Everybody knows that the living systems are too complicated,
Such is the result of a blind process like evolution. You will produce unwanted complexity with such a system instead of the effecient simplicity expected from design processes.
I have always thought that random mutations followed by natural selection are too slow a process to create such complicated biological phenomenon in the given time period as we see.
The next step is to actually demonstrate that it is too slow. However, the math really doesn't support you on this one. Let's use humans and chimps as our model here.
"Despite the many similarities found between human and chimp genomes, the researchers emphasized that important differences exist between the two species. About 35 million DNA base pairs differ between the shared portions of the two genomes, each of which, like most mammalian genomes, contains about 3 billion base pairs."
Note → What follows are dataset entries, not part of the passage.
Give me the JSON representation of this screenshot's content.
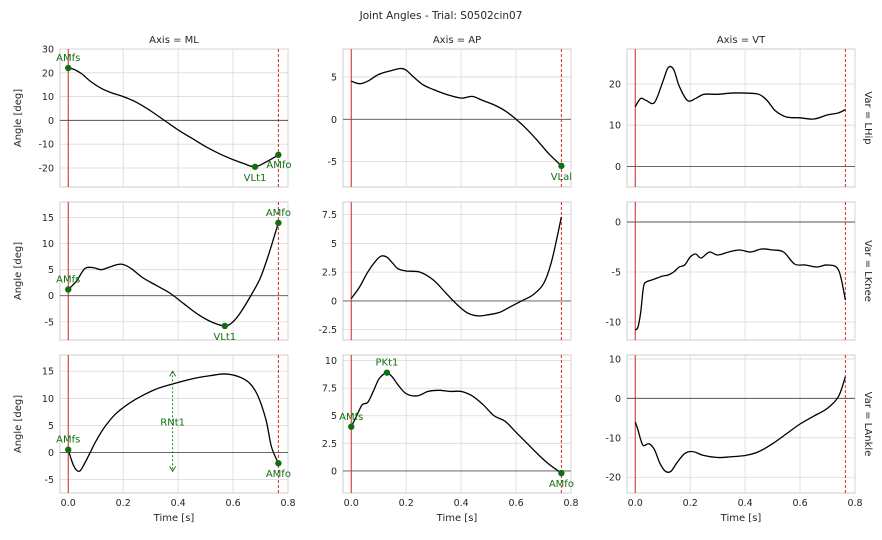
{
  "figure": {
    "title": "Joint Angles - Trial: S0502cin07",
    "col_titles": [
      "Axis = ML",
      "Axis = AP",
      "Axis = VT"
    ],
    "row_titles": [
      "Var = LHip",
      "Var = LKnee",
      "Var = LAnkle"
    ],
    "xlabel": "Time [s]",
    "ylabel": "Angle [deg]",
    "xticks": [
      "0.0",
      "0.2",
      "0.4",
      "0.6",
      "0.8"
    ]
  },
  "colors": {
    "curve": "#000000",
    "event_start": "#d62728",
    "event_end": "#d62728",
    "marker": "#107010",
    "grid": "#d9d9d9",
    "zero_line": "#555555"
  },
  "chart_data": [
    {
      "type": "line",
      "row": "Var = LHip",
      "col": "Axis = ML",
      "xlim": [
        -0.03,
        0.8
      ],
      "ylim": [
        -28,
        30
      ],
      "yticks": [
        -20,
        -10,
        0,
        10,
        20,
        30
      ],
      "event_start": 0.0,
      "event_end": 0.765,
      "x": [
        0.0,
        0.02,
        0.05,
        0.08,
        0.12,
        0.16,
        0.2,
        0.25,
        0.3,
        0.35,
        0.4,
        0.45,
        0.5,
        0.55,
        0.6,
        0.64,
        0.68,
        0.72,
        0.765
      ],
      "y": [
        22,
        21.5,
        19.5,
        16.5,
        13.5,
        11.5,
        10,
        7.5,
        4,
        0,
        -4,
        -7.5,
        -11,
        -14,
        -16.5,
        -18.2,
        -19.5,
        -17.5,
        -14.5
      ],
      "markers": [
        {
          "x": 0.0,
          "y": 22,
          "label": "AMfs",
          "pos": "above"
        },
        {
          "x": 0.68,
          "y": -19.5,
          "label": "VLt1",
          "pos": "below"
        },
        {
          "x": 0.765,
          "y": -14.5,
          "label": "AMfo",
          "pos": "belowright"
        }
      ]
    },
    {
      "type": "line",
      "row": "Var = LHip",
      "col": "Axis = AP",
      "xlim": [
        -0.03,
        0.8
      ],
      "ylim": [
        -8,
        8.3
      ],
      "yticks": [
        -5,
        0,
        5
      ],
      "event_start": 0.0,
      "event_end": 0.765,
      "x": [
        0.0,
        0.03,
        0.06,
        0.1,
        0.14,
        0.18,
        0.2,
        0.22,
        0.26,
        0.3,
        0.35,
        0.4,
        0.44,
        0.48,
        0.52,
        0.56,
        0.6,
        0.64,
        0.68,
        0.72,
        0.765
      ],
      "y": [
        4.5,
        4.2,
        4.5,
        5.3,
        5.7,
        6.0,
        5.8,
        5.2,
        4.1,
        3.5,
        2.9,
        2.5,
        2.7,
        2.2,
        1.7,
        1.0,
        0.0,
        -1.2,
        -2.6,
        -4.1,
        -5.5
      ],
      "markers": [
        {
          "x": 0.765,
          "y": -5.5,
          "label": "VLal",
          "pos": "below"
        }
      ]
    },
    {
      "type": "line",
      "row": "Var = LHip",
      "col": "Axis = VT",
      "xlim": [
        -0.03,
        0.8
      ],
      "ylim": [
        -5,
        28.5
      ],
      "yticks": [
        0,
        10,
        20
      ],
      "event_start": 0.0,
      "event_end": 0.765,
      "x": [
        0.0,
        0.02,
        0.04,
        0.07,
        0.1,
        0.12,
        0.14,
        0.16,
        0.19,
        0.22,
        0.25,
        0.3,
        0.35,
        0.4,
        0.45,
        0.48,
        0.51,
        0.55,
        0.6,
        0.65,
        0.7,
        0.74,
        0.765
      ],
      "y": [
        14.5,
        16.5,
        16.0,
        15.5,
        20.5,
        24.0,
        23.5,
        19.5,
        16.0,
        16.5,
        17.5,
        17.5,
        17.8,
        17.8,
        17.5,
        16.0,
        13.5,
        12.0,
        11.8,
        11.5,
        12.5,
        13.0,
        13.8
      ],
      "markers": []
    },
    {
      "type": "line",
      "row": "Var = LKnee",
      "col": "Axis = ML",
      "xlim": [
        -0.03,
        0.8
      ],
      "ylim": [
        -8.5,
        18
      ],
      "yticks": [
        -5,
        0,
        5,
        10,
        15
      ],
      "event_start": 0.0,
      "event_end": 0.765,
      "x": [
        0.0,
        0.03,
        0.06,
        0.09,
        0.12,
        0.15,
        0.18,
        0.2,
        0.23,
        0.27,
        0.32,
        0.37,
        0.42,
        0.47,
        0.52,
        0.57,
        0.6,
        0.63,
        0.67,
        0.7,
        0.73,
        0.765
      ],
      "y": [
        1.2,
        2.8,
        5.2,
        5.4,
        5.0,
        5.5,
        6.0,
        6.0,
        5.2,
        3.5,
        2.0,
        0.5,
        -1.5,
        -3.5,
        -5.0,
        -5.8,
        -5.0,
        -3.0,
        0.5,
        3.5,
        8.0,
        14.0
      ],
      "markers": [
        {
          "x": 0.0,
          "y": 1.2,
          "label": "AMfs",
          "pos": "above"
        },
        {
          "x": 0.57,
          "y": -5.8,
          "label": "VLt1",
          "pos": "below"
        },
        {
          "x": 0.765,
          "y": 14.0,
          "label": "AMfo",
          "pos": "above"
        }
      ]
    },
    {
      "type": "line",
      "row": "Var = LKnee",
      "col": "Axis = AP",
      "xlim": [
        -0.03,
        0.8
      ],
      "ylim": [
        -3.4,
        8.6
      ],
      "yticks": [
        -2.5,
        0.0,
        2.5,
        5.0,
        7.5
      ],
      "event_start": 0.0,
      "event_end": 0.765,
      "x": [
        0.0,
        0.03,
        0.06,
        0.09,
        0.11,
        0.13,
        0.15,
        0.17,
        0.2,
        0.25,
        0.3,
        0.34,
        0.38,
        0.42,
        0.46,
        0.5,
        0.54,
        0.58,
        0.62,
        0.66,
        0.7,
        0.73,
        0.765
      ],
      "y": [
        0.2,
        1.2,
        2.5,
        3.5,
        3.9,
        3.8,
        3.3,
        2.8,
        2.6,
        2.5,
        1.8,
        0.8,
        -0.2,
        -1.0,
        -1.3,
        -1.2,
        -1.0,
        -0.5,
        0.0,
        0.5,
        1.5,
        3.5,
        7.3
      ],
      "markers": []
    },
    {
      "type": "line",
      "row": "Var = LKnee",
      "col": "Axis = VT",
      "xlim": [
        -0.03,
        0.8
      ],
      "ylim": [
        -11.8,
        2
      ],
      "yticks": [
        -10,
        -5,
        0
      ],
      "event_start": 0.0,
      "event_end": 0.765,
      "x": [
        0.0,
        0.01,
        0.02,
        0.03,
        0.04,
        0.06,
        0.08,
        0.1,
        0.12,
        0.14,
        0.16,
        0.18,
        0.2,
        0.22,
        0.24,
        0.27,
        0.3,
        0.34,
        0.38,
        0.42,
        0.46,
        0.5,
        0.54,
        0.58,
        0.62,
        0.66,
        0.7,
        0.74,
        0.765
      ],
      "y": [
        -10.8,
        -10.5,
        -9.0,
        -6.5,
        -6.0,
        -5.8,
        -5.6,
        -5.4,
        -5.3,
        -5.0,
        -4.5,
        -4.3,
        -3.5,
        -3.2,
        -3.6,
        -3.0,
        -3.3,
        -3.0,
        -2.8,
        -3.0,
        -2.7,
        -2.8,
        -3.0,
        -4.2,
        -4.3,
        -4.5,
        -4.3,
        -4.8,
        -7.8
      ],
      "markers": []
    },
    {
      "type": "line",
      "row": "Var = LAnkle",
      "col": "Axis = ML",
      "xlim": [
        -0.03,
        0.8
      ],
      "ylim": [
        -7.5,
        18
      ],
      "yticks": [
        -5,
        0,
        5,
        10,
        15
      ],
      "event_start": 0.0,
      "event_end": 0.765,
      "x": [
        0.0,
        0.02,
        0.04,
        0.06,
        0.08,
        0.1,
        0.13,
        0.17,
        0.22,
        0.27,
        0.32,
        0.37,
        0.42,
        0.47,
        0.52,
        0.57,
        0.62,
        0.66,
        0.69,
        0.72,
        0.74,
        0.765
      ],
      "y": [
        0.5,
        -2.5,
        -3.5,
        -2.0,
        0.0,
        2.0,
        4.5,
        7.0,
        9.0,
        10.5,
        11.7,
        12.5,
        13.2,
        13.8,
        14.2,
        14.5,
        14.0,
        12.8,
        10.5,
        6.0,
        1.0,
        -2.0
      ],
      "markers": [
        {
          "x": 0.0,
          "y": 0.5,
          "label": "AMfs",
          "pos": "above"
        },
        {
          "x": 0.765,
          "y": -2.0,
          "label": "AMfo",
          "pos": "below"
        }
      ],
      "range_annotation": {
        "x": 0.38,
        "y_from": 15.0,
        "y_to": -3.5,
        "label": "RNt1"
      }
    },
    {
      "type": "line",
      "row": "Var = LAnkle",
      "col": "Axis = AP",
      "xlim": [
        -0.03,
        0.8
      ],
      "ylim": [
        -2,
        10.5
      ],
      "yticks": [
        0.0,
        2.5,
        5.0,
        7.5,
        10.0
      ],
      "event_start": 0.0,
      "event_end": 0.765,
      "x": [
        0.0,
        0.02,
        0.04,
        0.06,
        0.08,
        0.1,
        0.12,
        0.13,
        0.15,
        0.17,
        0.2,
        0.24,
        0.28,
        0.32,
        0.36,
        0.4,
        0.44,
        0.48,
        0.52,
        0.56,
        0.6,
        0.64,
        0.68,
        0.72,
        0.765
      ],
      "y": [
        4.0,
        5.0,
        6.0,
        6.2,
        7.2,
        8.3,
        8.8,
        8.9,
        8.5,
        7.8,
        7.0,
        6.8,
        7.2,
        7.3,
        7.2,
        7.2,
        6.8,
        6.0,
        5.0,
        4.5,
        3.5,
        2.5,
        1.5,
        0.6,
        -0.2
      ],
      "markers": [
        {
          "x": 0.0,
          "y": 4.0,
          "label": "AMfs",
          "pos": "above"
        },
        {
          "x": 0.13,
          "y": 8.9,
          "label": "PKt1",
          "pos": "above"
        },
        {
          "x": 0.765,
          "y": -0.2,
          "label": "AMfo",
          "pos": "below"
        }
      ]
    },
    {
      "type": "line",
      "row": "Var = LAnkle",
      "col": "Axis = VT",
      "xlim": [
        -0.03,
        0.8
      ],
      "ylim": [
        -24,
        11
      ],
      "yticks": [
        -20,
        -10,
        0,
        10
      ],
      "event_start": 0.0,
      "event_end": 0.765,
      "x": [
        0.0,
        0.01,
        0.02,
        0.03,
        0.05,
        0.07,
        0.09,
        0.11,
        0.13,
        0.15,
        0.18,
        0.21,
        0.25,
        0.3,
        0.35,
        0.4,
        0.45,
        0.5,
        0.55,
        0.6,
        0.65,
        0.7,
        0.74,
        0.765
      ],
      "y": [
        -6.0,
        -8.0,
        -10.5,
        -12.0,
        -11.5,
        -13.0,
        -16.5,
        -18.5,
        -18.5,
        -16.5,
        -14.0,
        -13.5,
        -14.5,
        -15.0,
        -14.8,
        -14.5,
        -13.5,
        -11.5,
        -9.0,
        -6.5,
        -4.5,
        -2.5,
        0.5,
        5.5
      ],
      "markers": []
    }
  ]
}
http://www.genome.gov/15515096
We also observe that each human is born with between 50 and 100 mutations, so let's go with the lower 50 number. Let's also use a constant population of 100,000 individuals, 5 million years since common ancestry, and 25 year generation time. These are probably the more conservative values for each. My calculator tells me that there were about 1 trillion, or 1E12, mutations in that time. We are only separated by 35 million mutations. That is just 0.0035% of all mutations that did occur, using this simple model. I would say that evolution is plenty fast enough to produce the divergence we see at the DNA level.
However, I suppose that in addition to the known mechanisms, some very crucial other mechanisms might be operating to guide the wheel of evolution.
What evidence do you have for this mechanism?